Dengan setelan jas putih, dipadukan dengan aksesoris jam tangan, serta gaya rambut slide back, pria itu melangkah masuk ke dalam perusahaan. Paras yang tampan, serta postur tubuh yang tinggi, membuat siapa saja yang melihatnya merasa langsung jatuh hati.
"Selamat pagi, Tuan Muda Rendra" ucap para staf karyawan silih berganti sambil membungkuk hormat, saat Rendra melalui mereka.
Sementara Rendra hanya mengangguk tanpa tersenyum, dan para staf karyawan juga tidak terkejut dengan sikap atasannya itu.
"Pagi, Tuan Muda Rendra!" sapa Lisa manajer keuangan, sambil membungkuk hormat.
"Hmm," Rendra hanya mengangguk sebentar, lalu melewati Lisa begitu saja.
"Eh, buset punya bos kaku amat," gumam Lisa menggelengkan kepala.
"Kayak baru kerja pertama kali disini, Neng" ucap seseorang yang membuat Lisa ...
"Eh! David!" Lisa terkejut melihat kehadiran David, ajudan pribadi Rendra, yang tiba-tiba berada di dekatnya.
Bugh
"Aww, Lis. Sakit!" rintih David saat Lisa main memukul kasar bahunya.
"Biarin!

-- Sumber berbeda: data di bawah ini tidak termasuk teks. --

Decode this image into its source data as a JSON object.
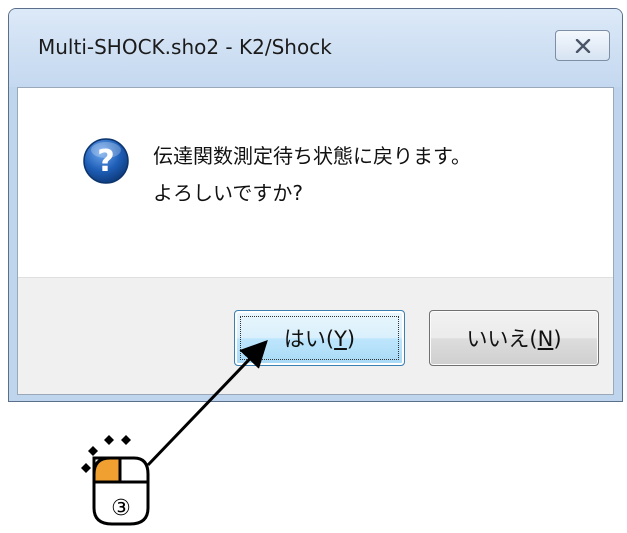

Suruh siapa lo bikin gue kaget!" kesal Lisa menatap tajam David.
"Hahaha, iya gue minta maaf. Tapi sebagai tanda permintaan maaf gue, gimana kalau nanti malam kita ngedate?" rayu David sambil mengedipkan sebelah matanya.
"Huekk! Ogah gue ngedate sama lo!" tanpa basa basi lagi, Lisa memilih pergi meninggalkan David sendirian. Sedangkan David hanya tertawa, karna sekali lagi merasa puas sudah menjahili rekan kerjanya.
"Oh iya, gue ada laporan yang harus gue kasih sama si Rendra spek muka pucet kek Vampire," David langsung berlari ke arah lift, karena ia tau jika Rendra sedang menunggu laporannya, tentang pembelian properti kawasan perumahan yang Rendra incar selama ini.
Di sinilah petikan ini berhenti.